Semarang — Menteri Pertanian (Mentan) bersama jajaran Kementerian Pertanian menyita 133,5 ton bawang bombai ilegal
di Pelabuhan Tanjung Emas, Semarang, Jawa Tengah. Ribuan karung bawang tersebut diduga merupakan barang selundupan
yang masuk ke wilayah Indonesia tanpa dokumen resmi dan perizinan sesuai ketentuan impor.
Penyitaan ini dilakukan setelah petugas menemukan ketidaksesuaian dokumen kepabeanan serta tidak adanya izin pemasukan
dari Kementerian Pertanian. Bawang bombai tersebut diketahui berasal dari luar negeri dan masuk melalui jalur laut dengan
modus penyamaran dokumen.
Mentan Diduga Langgar Aturan Impor
Direktur Jenderal Hortikultura Kementerian Pertanian menjelaskan bahwa impor bawang bombai harus memenuhi berbagai
persyaratan, mulai dari izin pemasukan, sertifikat kesehatan tanaman (phytosanitary certificate), hingga ketentuan karantina.

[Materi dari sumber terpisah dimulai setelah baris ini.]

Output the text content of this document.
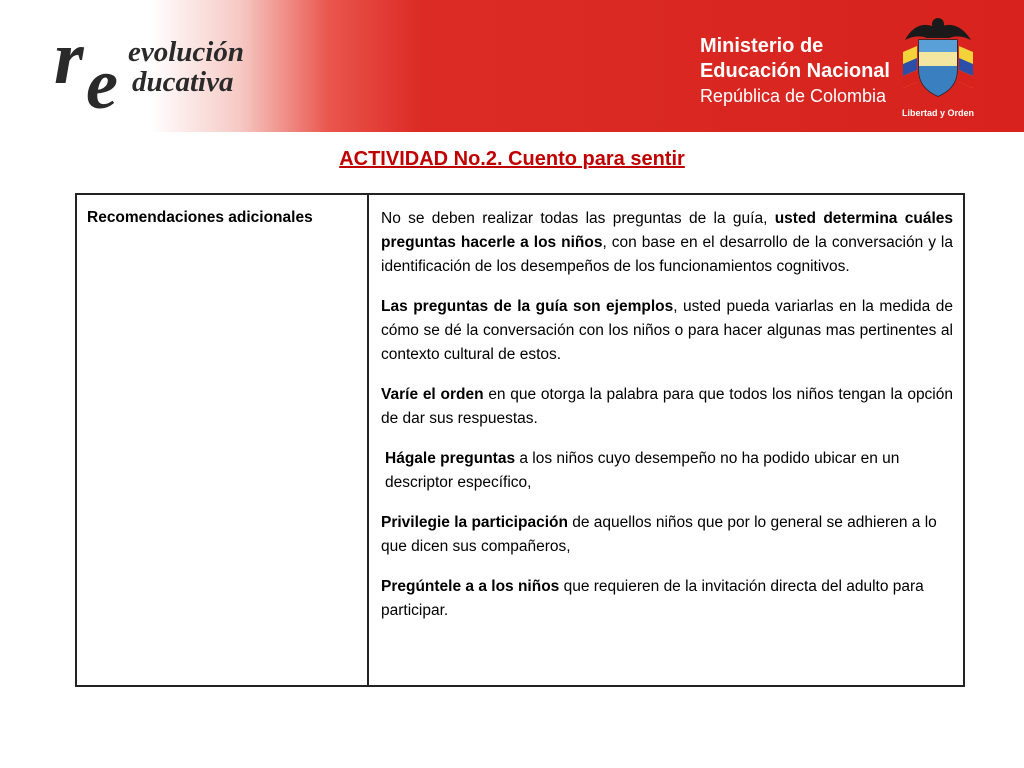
r e evolución
ducativa
Ministerio de
Educación Nacional
República de Colombia
Libertad y Orden
ACTIVIDAD No.2. Cuento para sentir
Recomendaciones adicionales	No se deben realizar todas las preguntas de la guía, usted determina cuáles preguntas hacerle a los niños, con base en el desarrollo de la conversación y la identificación de los desempeños de los funcionamientos cognitivos.

Las preguntas de la guía son ejemplos, usted pueda variarlas en la medida de cómo se dé la conversación con los niños o para hacer algunas mas pertinentes al contexto cultural de estos.

Varíe el orden en que otorga la palabra para que todos los niños tengan la opción de dar sus respuestas.

Hágale preguntas a los niños cuyo desempeño no ha podido ubicar en un descriptor específico,

Privilegie la participación de aquellos niños que por lo general se adhieren a lo que dicen sus compañeros,

Pregúntele a a los niños que requieren de la invitación directa del adulto para participar.
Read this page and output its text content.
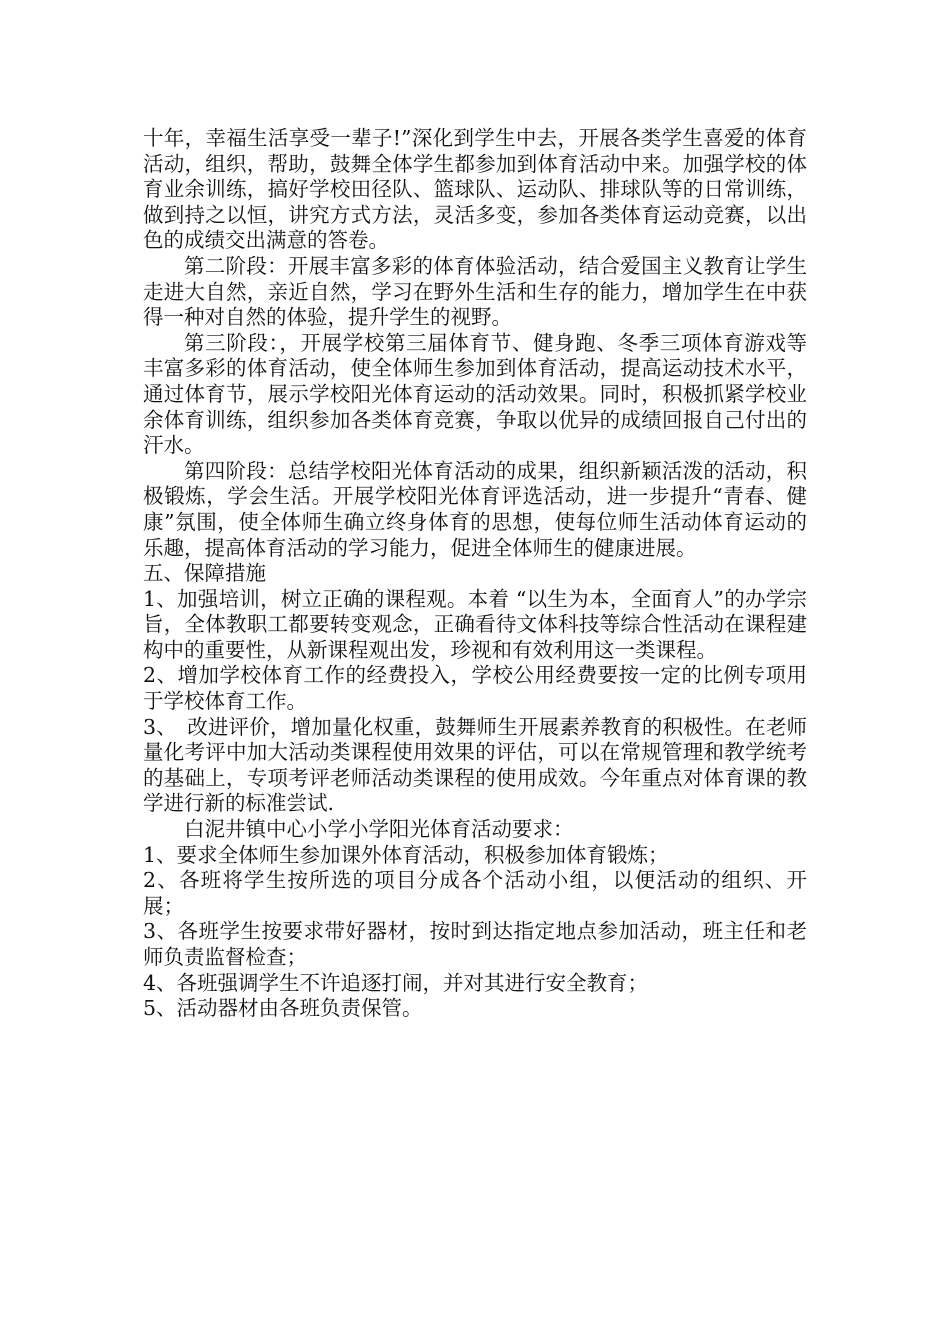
十年，幸福生活享受一辈子!”深化到学生中去，开展各类学生喜爱的体育活动，组织，帮助，鼓舞全体学生都参加到体育活动中来。加强学校的体育业余训练，搞好学校田径队、篮球队、运动队、排球队等的日常训练，做到持之以恒，讲究方式方法，灵活多变，参加各类体育运动竞赛，以出色的成绩交出满意的答卷。

第二阶段：开展丰富多彩的体育体验活动，结合爱国主义教育让学生走进大自然，亲近自然，学习在野外生活和生存的能力，增加学生在中获得一种对自然的体验，提升学生的视野。

第三阶段：，开展学校第三届体育节、健身跑、冬季三项体育游戏等丰富多彩的体育活动，使全体师生参加到体育活动，提高运动技术水平，通过体育节，展示学校阳光体育运动的活动效果。同时，积极抓紧学校业余体育训练，组织参加各类体育竞赛，争取以优异的成绩回报自己付出的汗水。

第四阶段：总结学校阳光体育活动的成果，组织新颖活泼的活动，积极锻炼，学会生活。开展学校阳光体育评选活动，进一步提升“青春、健康”氛围，使全体师生确立终身体育的思想，使每位师生活动体育运动的乐趣，提高体育活动的学习能力，促进全体师生的健康进展。

五、保障措施

1、加强培训，树立正确的课程观。本着 “以生为本，全面育人”的办学宗旨，全体教职工都要转变观念，正确看待文体科技等综合性活动在课程建构中的重要性，从新课程观出发，珍视和有效利用这一类课程。

2、增加学校体育工作的经费投入，学校公用经费要按一定的比例专项用于学校体育工作。

3、　改进评价，增加量化权重，鼓舞师生开展素养教育的积极性。在老师量化考评中加大活动类课程使用效果的评估，可以在常规管理和教学统考的基础上，专项考评老师活动类课程的使用成效。今年重点对体育课的教学进行新的标准尝试.

白泥井镇中心小学小学阳光体育活动要求：

1、要求全体师生参加课外体育活动，积极参加体育锻炼；

2、各班将学生按所选的项目分成各个活动小组，以便活动的组织、开展；

3、各班学生按要求带好器材，按时到达指定地点参加活动，班主任和老师负责监督检查；

4、各班强调学生不许追逐打闹，并对其进行安全教育；

5、活动器材由各班负责保管。
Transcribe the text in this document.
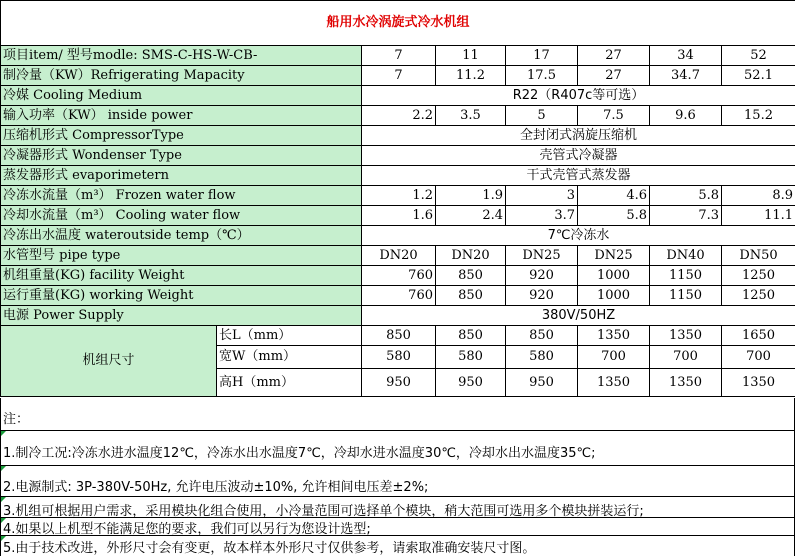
船用水冷涡旋式冷水机组							
项目item/ 型号modle: SMS-C-HS-W-CB-		7	11	17	27	34	52
制冷量（KW）Refrigerating Mapacity		7	11.2	17.5	27	34.7	52.1
冷媒 Cooling Medium		R22（R407c等可选）					
输入功率（KW） inside power		2.2	3.5	5	7.5	9.6	15.2
压缩机形式 CompressorType		全封闭式涡旋压缩机					
冷凝器形式 Wondenser Type		壳管式冷凝器					
蒸发器形式 evaporimetern		干式壳管式蒸发器					
冷冻水流量（m³） Frozen water flow		1.2	1.9	3	4.6	5.8	8.9
冷却水流量（m³） Cooling water flow		1.6	2.4	3.7	5.8	7.3	11.1
冷冻出水温度 wateroutside temp（℃）		7℃冷冻水					
水管型号 pipe type		DN20	DN20	DN25	DN25	DN40	DN50
机组重量(KG) facility Weight		760	850	920	1000	1150	1250
运行重量(KG) working Weight		760	850	920	1000	1150	1250
电源 Power Supply		380V/50HZ					
机组尺寸	长L（mm）	850	850	850	1350	1350	1650
	宽W（mm）	580	580	580	700	700	700
	高H（mm）	950	950	950	1350	1350	1350
注：
1.制冷工况:冷冻水进水温度12℃，冷冻水出水温度7℃，冷却水进水温度30℃，冷却水出水温度35℃;
2.电源制式: 3P-380V-50Hz, 允许电压波动±10%, 允许相间电压差±2%;
3.机组可根据用户需求，采用模块化组合使用，小冷量范围可选择单个模块，稍大范围可选用多个模块拼装运行;
4.如果以上机型不能满足您的要求，我们可以另行为您设计选型;
5.由于技术改进，外形尺寸会有变更，故本样本外形尺寸仅供参考，请索取准确安装尺寸图。
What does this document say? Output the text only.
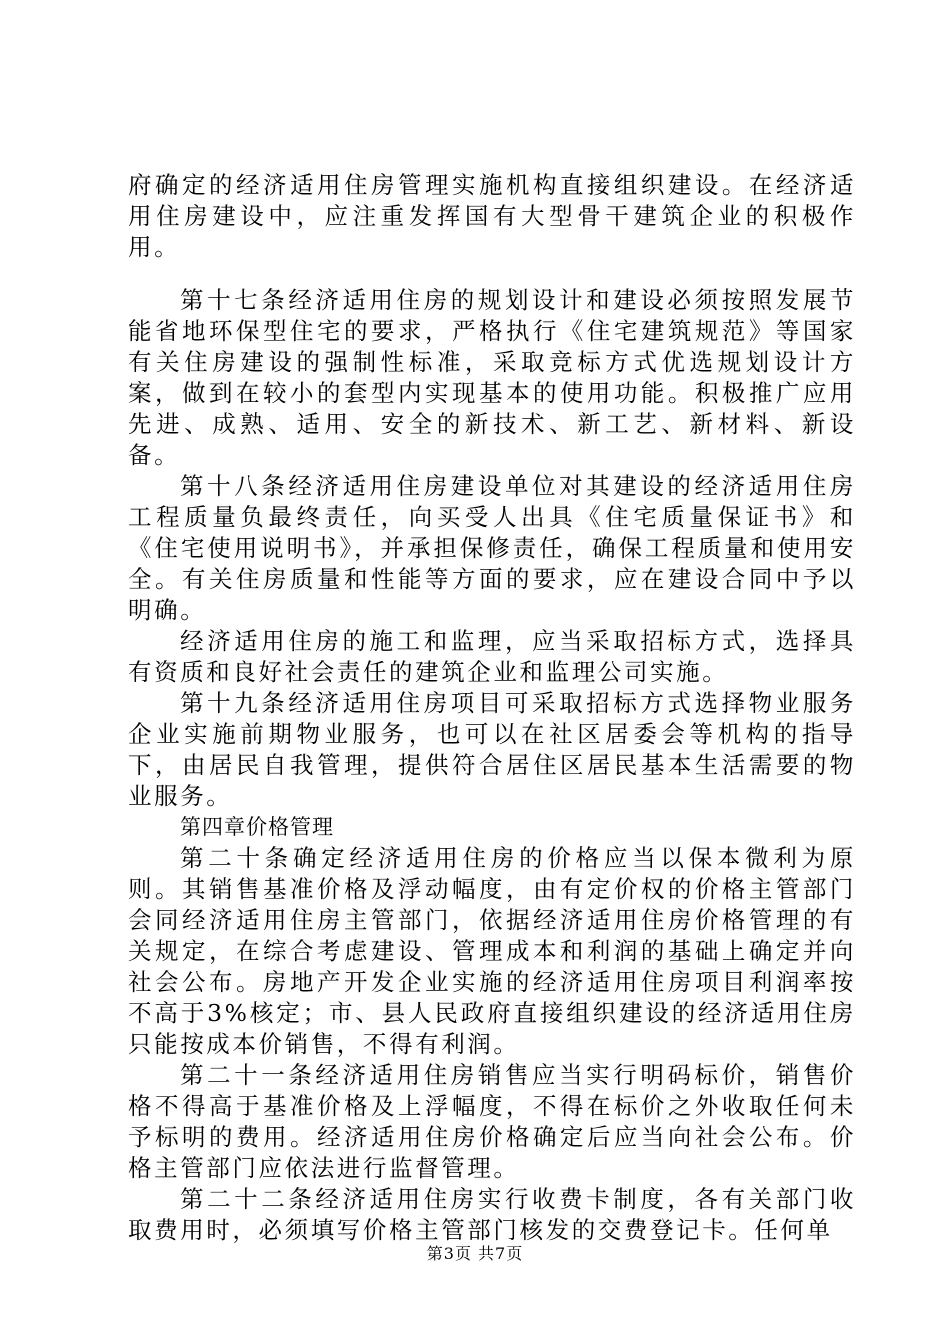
府确定的经济适用住房管理实施机构直接组织建设。在经济适用住房建设中，应注重发挥国有大型骨干建筑企业的积极作用。

第十七条经济适用住房的规划设计和建设必须按照发展节能省地环保型住宅的要求，严格执行《住宅建筑规范》等国家有关住房建设的强制性标准，采取竞标方式优选规划设计方案，做到在较小的套型内实现基本的使用功能。积极推广应用先进、成熟、适用、安全的新技术、新工艺、新材料、新设备。

第十八条经济适用住房建设单位对其建设的经济适用住房工程质量负最终责任，向买受人出具《住宅质量保证书》和《住宅使用说明书》，并承担保修责任，确保工程质量和使用安全。有关住房质量和性能等方面的要求，应在建设合同中予以明确。

经济适用住房的施工和监理，应当采取招标方式，选择具有资质和良好社会责任的建筑企业和监理公司实施。

第十九条经济适用住房项目可采取招标方式选择物业服务企业实施前期物业服务，也可以在社区居委会等机构的指导下，由居民自我管理，提供符合居住区居民基本生活需要的物业服务。

第四章价格管理

第二十条确定经济适用住房的价格应当以保本微利为原则。其销售基准价格及浮动幅度，由有定价权的价格主管部门会同经济适用住房主管部门，依据经济适用住房价格管理的有关规定，在综合考虑建设、管理成本和利润的基础上确定并向社会公布。房地产开发企业实施的经济适用住房项目利润率按不高于3%核定；市、县人民政府直接组织建设的经济适用住房只能按成本价销售，不得有利润。

第二十一条经济适用住房销售应当实行明码标价，销售价格不得高于基准价格及上浮幅度，不得在标价之外收取任何未予标明的费用。经济适用住房价格确定后应当向社会公布。价格主管部门应依法进行监督管理。

第二十二条经济适用住房实行收费卡制度，各有关部门收取费用时，必须填写价格主管部门核发的交费登记卡。任何单

第3页 共7页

Namun, pada pengiriman tersebut, sebagian besar dokumen dinyatakan tidak lengkap bahkan diduga palsu.
“Ini jelas melanggar aturan. Pemasukan komoditas hortikultura tanpa izin resmi dapat merugikan petani dalam negeri
dan membahayakan ketahanan pangan nasional,” ujarnya.
Lindungi Petani Lokal
Mentan menegaskan bahwa tindakan tegas ini merupakan bagian dari komitmen pemerintah dalam melindungi petani
lokal Tuna55 dari serbuan produk impor ilegal yang berpotensi menekan harga pasar. Menurutnya, masuknya bawang
bombai ilegal dapat merugikan petani bawang nasional karena menyebabkan ketidakseimbangan pasokan dan harga.
“Kami tidak akan kompromi dengan praktik penyelundupan. Ini bukan hanya soal hukum, tapi juga soal keberpihakan
kepada petani kita,” tegas Mentan.
Proses Hukum Berlanjut
Saat ini, ratusan ton bawang bombai tersebut diamankan di gudang karantina untuk proses pemeriksaan lanjutan. Kementerian
Pertanian bekerja sama dengan Bea Cukai, Karantina, dan aparat penegak hukum untuk menelusuri pihak-pihak yang
bertanggung jawab atas upaya penyelundupan tersebut.
Pemerintah juga mengimbau para importir untuk mematuhi seluruh ketentuan perizinan dan prosedur impor yang berlaku.
Penindakan ini diharapkan menjadi peringatan keras agar praktik serupa tidak terulang di kemudian hari.